Image: Diamond Source – Tiffany

Tiffany & Co announced its Diamond Source Initiative on January 9th; it will now include country of origin information on just about all its diamonds over 0.18 carats.

As part of its new Diamond Source initiative, a Tiffany & Co serial number will be laser engraved on each diamond, including information on its provenance and country of origin. Later in the year, this information will be added to the company’s internal certification reports.

In some cases, this provenance information will also appear on the window label. The jeweler hopes to be able to offer more information on the producing countries.

Diamond Source Initiative

As De Beers does not sort its diamonds according to their origin, its stones will be referred to as “Botswana Fate“. De Beers has only recently reversed its policy which barred downstream participants from identifying diamonds from its mines.

By 2020, Tiffany also hopes to add information on the “manufacturing path” of her diamonds, specifying where they are cut.

Andy Hart, senior vice president of Tiffany for the supply of diamonds and jewelry, says that the retailer is able to offer this information because more than 80% of its stones come from rough that it buys directly and then transforms.

The remaining 20% comes from third-party suppliers. “These are trusted partners with whom we have been working for a long time. We are working with them to ensure transparency in their supply chain,” says Andy Hart.

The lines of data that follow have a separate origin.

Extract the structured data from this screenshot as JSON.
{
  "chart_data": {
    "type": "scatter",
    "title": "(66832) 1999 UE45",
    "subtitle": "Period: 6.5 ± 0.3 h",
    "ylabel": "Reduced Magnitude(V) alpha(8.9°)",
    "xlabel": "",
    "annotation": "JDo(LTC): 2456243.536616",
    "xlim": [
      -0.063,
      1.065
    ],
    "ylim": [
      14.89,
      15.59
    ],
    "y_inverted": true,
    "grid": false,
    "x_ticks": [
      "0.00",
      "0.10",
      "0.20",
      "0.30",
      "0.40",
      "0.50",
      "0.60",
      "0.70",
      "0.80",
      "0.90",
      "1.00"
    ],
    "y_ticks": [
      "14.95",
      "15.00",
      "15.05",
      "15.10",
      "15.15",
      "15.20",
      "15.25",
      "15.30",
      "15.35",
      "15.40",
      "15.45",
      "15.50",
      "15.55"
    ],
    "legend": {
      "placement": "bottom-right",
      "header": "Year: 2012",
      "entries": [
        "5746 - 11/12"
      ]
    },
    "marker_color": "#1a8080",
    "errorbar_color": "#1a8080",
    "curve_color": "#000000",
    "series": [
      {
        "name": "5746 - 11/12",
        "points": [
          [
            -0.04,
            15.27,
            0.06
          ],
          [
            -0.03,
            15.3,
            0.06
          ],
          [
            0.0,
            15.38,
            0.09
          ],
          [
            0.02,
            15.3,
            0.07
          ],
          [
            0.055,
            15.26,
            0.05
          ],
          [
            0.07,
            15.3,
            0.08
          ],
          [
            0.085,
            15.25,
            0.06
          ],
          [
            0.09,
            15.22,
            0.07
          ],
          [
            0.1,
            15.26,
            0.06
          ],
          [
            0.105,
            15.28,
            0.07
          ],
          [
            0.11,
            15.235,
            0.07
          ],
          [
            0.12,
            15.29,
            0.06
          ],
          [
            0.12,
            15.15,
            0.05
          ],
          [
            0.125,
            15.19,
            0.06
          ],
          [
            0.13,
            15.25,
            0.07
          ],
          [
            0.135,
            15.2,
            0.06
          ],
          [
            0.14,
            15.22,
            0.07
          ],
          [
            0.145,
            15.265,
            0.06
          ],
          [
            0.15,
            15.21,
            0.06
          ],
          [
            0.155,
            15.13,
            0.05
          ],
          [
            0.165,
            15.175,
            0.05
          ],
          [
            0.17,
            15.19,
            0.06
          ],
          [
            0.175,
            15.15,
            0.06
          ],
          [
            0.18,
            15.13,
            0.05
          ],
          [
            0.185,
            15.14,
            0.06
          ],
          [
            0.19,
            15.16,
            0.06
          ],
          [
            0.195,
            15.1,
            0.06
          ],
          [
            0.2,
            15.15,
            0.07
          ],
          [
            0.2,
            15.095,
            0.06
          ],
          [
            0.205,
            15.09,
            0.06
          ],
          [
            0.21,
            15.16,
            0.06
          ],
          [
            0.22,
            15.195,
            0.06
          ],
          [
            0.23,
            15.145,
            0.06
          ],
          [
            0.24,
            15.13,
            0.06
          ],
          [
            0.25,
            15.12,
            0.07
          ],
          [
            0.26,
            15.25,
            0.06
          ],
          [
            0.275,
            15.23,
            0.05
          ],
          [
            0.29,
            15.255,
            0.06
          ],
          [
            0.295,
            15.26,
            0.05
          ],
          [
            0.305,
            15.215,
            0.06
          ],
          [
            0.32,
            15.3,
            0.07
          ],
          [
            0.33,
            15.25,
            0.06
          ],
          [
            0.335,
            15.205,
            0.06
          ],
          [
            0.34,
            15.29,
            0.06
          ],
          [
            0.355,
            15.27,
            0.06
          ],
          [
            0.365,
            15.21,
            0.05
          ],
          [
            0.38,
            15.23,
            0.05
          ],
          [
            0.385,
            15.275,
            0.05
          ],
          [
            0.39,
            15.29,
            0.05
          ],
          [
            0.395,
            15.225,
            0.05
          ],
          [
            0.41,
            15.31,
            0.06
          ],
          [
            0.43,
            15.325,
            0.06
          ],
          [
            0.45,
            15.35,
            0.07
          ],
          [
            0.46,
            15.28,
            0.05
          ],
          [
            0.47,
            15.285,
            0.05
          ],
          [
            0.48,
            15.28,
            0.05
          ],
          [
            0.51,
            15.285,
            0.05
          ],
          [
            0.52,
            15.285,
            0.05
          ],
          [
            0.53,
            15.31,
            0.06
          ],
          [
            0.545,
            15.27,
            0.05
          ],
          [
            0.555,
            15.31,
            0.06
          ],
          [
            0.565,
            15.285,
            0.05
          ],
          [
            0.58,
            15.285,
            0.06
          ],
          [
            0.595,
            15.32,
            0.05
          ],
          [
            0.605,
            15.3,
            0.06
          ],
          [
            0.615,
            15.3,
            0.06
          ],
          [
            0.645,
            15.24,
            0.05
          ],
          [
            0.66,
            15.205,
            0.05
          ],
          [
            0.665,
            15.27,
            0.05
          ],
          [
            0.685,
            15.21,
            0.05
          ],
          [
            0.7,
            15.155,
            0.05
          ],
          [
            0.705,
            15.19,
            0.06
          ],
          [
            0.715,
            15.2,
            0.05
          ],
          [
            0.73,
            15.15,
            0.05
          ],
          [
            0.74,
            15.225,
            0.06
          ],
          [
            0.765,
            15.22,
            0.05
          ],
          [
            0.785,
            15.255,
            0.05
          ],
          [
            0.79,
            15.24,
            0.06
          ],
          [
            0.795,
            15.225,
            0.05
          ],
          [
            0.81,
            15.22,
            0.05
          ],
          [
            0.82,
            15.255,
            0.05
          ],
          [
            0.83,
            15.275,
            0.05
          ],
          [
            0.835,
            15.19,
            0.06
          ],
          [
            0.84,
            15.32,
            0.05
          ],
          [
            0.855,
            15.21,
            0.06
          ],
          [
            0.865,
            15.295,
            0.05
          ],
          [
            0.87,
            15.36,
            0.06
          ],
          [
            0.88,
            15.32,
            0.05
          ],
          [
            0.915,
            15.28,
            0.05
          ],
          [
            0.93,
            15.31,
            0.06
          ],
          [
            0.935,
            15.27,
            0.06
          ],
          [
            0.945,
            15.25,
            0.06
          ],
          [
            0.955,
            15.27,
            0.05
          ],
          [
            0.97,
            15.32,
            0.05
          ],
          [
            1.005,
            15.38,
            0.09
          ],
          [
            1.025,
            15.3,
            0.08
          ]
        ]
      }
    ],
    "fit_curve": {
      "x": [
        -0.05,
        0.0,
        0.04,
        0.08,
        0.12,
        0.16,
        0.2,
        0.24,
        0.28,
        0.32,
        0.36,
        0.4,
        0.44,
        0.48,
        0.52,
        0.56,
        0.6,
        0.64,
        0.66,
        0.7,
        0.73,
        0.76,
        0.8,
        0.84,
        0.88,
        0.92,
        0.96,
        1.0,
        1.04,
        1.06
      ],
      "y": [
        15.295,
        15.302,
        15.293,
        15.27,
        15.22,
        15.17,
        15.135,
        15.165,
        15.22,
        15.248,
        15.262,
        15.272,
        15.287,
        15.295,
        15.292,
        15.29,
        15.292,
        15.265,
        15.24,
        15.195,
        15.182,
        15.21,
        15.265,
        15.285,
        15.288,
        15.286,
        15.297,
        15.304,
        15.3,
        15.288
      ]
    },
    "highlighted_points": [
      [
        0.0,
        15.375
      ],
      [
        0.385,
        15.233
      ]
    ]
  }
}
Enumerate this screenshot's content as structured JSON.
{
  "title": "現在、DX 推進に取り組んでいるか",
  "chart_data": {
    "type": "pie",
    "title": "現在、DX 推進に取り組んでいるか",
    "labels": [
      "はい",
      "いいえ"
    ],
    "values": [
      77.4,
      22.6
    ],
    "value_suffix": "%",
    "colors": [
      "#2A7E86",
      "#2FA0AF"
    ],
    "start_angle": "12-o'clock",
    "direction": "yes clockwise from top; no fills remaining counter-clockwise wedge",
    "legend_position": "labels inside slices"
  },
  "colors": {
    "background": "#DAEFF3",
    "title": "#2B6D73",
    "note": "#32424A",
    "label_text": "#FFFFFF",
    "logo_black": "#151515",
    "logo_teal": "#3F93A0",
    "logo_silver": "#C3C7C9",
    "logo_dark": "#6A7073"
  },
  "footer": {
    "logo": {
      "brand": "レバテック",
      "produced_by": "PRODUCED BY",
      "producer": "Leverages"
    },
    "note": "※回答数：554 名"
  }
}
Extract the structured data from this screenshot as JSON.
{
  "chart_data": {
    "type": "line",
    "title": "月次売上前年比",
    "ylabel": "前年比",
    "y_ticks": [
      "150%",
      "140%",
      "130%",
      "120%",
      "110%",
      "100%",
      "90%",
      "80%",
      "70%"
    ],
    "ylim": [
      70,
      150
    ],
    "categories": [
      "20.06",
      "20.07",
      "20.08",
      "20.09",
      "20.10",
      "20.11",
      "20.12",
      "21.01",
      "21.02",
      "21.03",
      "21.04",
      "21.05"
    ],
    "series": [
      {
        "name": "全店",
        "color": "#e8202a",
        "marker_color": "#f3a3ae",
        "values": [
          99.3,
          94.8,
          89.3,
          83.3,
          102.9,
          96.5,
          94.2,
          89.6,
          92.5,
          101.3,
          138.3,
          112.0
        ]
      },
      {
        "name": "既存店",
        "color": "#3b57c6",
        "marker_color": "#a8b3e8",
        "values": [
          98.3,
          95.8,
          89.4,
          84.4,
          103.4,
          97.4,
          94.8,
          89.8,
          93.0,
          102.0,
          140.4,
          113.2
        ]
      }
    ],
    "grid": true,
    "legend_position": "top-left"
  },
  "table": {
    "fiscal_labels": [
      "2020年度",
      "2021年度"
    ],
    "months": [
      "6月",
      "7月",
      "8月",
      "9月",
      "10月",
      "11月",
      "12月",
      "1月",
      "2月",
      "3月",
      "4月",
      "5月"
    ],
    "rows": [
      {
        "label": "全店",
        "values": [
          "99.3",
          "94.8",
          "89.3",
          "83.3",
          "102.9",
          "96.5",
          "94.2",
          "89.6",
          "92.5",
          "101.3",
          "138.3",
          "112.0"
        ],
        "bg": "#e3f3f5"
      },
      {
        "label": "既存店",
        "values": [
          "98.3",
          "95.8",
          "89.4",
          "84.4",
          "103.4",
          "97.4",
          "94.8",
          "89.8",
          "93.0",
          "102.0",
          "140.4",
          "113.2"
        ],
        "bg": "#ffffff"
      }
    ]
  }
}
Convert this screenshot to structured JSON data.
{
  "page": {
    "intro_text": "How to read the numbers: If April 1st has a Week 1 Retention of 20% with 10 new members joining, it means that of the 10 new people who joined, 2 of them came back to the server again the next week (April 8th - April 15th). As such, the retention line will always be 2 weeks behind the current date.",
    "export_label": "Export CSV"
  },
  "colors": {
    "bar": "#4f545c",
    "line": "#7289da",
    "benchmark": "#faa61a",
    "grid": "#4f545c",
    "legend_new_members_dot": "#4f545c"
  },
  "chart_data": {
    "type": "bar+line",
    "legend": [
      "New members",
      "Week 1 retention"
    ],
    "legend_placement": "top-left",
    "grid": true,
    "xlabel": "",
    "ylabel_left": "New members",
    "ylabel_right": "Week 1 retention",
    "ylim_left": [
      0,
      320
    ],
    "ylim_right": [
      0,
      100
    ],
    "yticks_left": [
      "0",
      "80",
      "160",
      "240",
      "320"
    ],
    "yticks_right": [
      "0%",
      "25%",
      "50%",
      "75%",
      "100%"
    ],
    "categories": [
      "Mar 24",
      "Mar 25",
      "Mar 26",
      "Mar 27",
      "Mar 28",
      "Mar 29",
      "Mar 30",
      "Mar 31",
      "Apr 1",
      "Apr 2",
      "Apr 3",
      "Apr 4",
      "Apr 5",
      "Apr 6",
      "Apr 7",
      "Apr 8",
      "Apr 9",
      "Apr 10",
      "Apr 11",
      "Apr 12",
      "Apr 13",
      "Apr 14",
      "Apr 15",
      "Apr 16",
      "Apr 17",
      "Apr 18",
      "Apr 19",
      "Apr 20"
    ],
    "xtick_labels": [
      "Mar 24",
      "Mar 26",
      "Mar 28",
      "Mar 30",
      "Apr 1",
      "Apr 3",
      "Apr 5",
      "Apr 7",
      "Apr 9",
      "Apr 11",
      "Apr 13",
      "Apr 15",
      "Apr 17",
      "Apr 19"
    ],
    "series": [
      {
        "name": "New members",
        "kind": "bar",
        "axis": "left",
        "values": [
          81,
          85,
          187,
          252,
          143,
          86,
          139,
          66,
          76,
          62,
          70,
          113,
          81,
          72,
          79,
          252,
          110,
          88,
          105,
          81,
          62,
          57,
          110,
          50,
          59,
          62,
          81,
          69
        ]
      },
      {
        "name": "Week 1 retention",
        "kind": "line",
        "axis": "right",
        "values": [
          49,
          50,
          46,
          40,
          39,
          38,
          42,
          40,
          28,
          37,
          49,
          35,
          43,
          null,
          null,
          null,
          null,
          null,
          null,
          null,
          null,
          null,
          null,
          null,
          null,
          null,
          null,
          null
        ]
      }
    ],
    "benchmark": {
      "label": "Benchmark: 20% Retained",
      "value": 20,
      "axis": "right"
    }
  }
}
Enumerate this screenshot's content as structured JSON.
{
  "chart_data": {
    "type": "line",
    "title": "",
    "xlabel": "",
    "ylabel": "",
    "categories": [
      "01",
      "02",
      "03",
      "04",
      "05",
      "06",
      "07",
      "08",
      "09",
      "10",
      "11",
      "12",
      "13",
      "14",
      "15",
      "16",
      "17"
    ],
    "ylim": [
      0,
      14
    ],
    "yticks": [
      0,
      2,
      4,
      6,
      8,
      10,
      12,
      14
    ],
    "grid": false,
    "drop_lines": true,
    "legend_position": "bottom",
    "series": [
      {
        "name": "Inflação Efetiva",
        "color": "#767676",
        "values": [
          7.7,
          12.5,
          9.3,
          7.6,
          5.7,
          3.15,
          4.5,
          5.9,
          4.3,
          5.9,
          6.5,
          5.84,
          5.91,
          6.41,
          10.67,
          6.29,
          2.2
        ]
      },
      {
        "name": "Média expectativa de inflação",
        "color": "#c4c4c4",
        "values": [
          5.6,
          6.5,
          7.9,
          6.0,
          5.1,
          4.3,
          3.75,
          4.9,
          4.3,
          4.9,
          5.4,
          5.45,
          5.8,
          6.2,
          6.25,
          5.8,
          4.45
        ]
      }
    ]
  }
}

The only exceptions to the program will be diamonds purchased by Tiffany before this program was designed, which will be referred to as Tiffany Heritage diamonds.

For a very small percentage of our stones from a responsible source, we will not include the origin,” says Andy Hart.

For now, the company is simply declaring the country of origin, not the precise mine, but Andy Hart says that the company would like to be able to indicate this, together with information on the supply of precious metals and stones it uses.

We aim for transparency for all materials,” he says. “We keep track of our precious metals to a large extent and we know their origin for a long time. I think it should be the same for colored stones. We are already well advanced and we will continue to work on this issue.

Andy Hart explains the reason for this Diamond Source initiative: “Luxury consumers more and more often want to know this type of information.

In the luxury industry, we encounter a new generation of buyers who care about the environment, social responsibility, human rights and work practices. They care about the traceability of diamonds, he says. We believe that origin is crucial, enabling consumers to make informed purchases.

As for synthetics, Andy Hart was not very enthusiastic.

For Tiffany, synthetics are not a luxury material. We do not imagine they can have a place in a luxury brand. They have a role to play, but I think luxury consumers will continue to desire the rarity and fascinating history of natural diamonds.

The Diamond Source initiative is part of a broader marketing trend

Transparency and sincerity: the new challenges of corporate communication. Today the reputation of a brand is built by the involvement and engagement of its customers, and, above all, by the quality of the relationship it maintains with them. To maintain and nurture a community around the brand, it is not enough to expose the facade of the latter but one needs to show and share the other side of the scene. The consumer today seeks to understand how things work and how their favorite brands operate.

One could see a reversal of roles: the prospect is no longer just the object of insights but seeks to explore his own on the behavior and activity of brands. Working on this parameter in communication not only establishes a relationship of trust but also gains the loyalty of the community.

That’s certainly what drove Tiffany to take this Diamond Source initiative.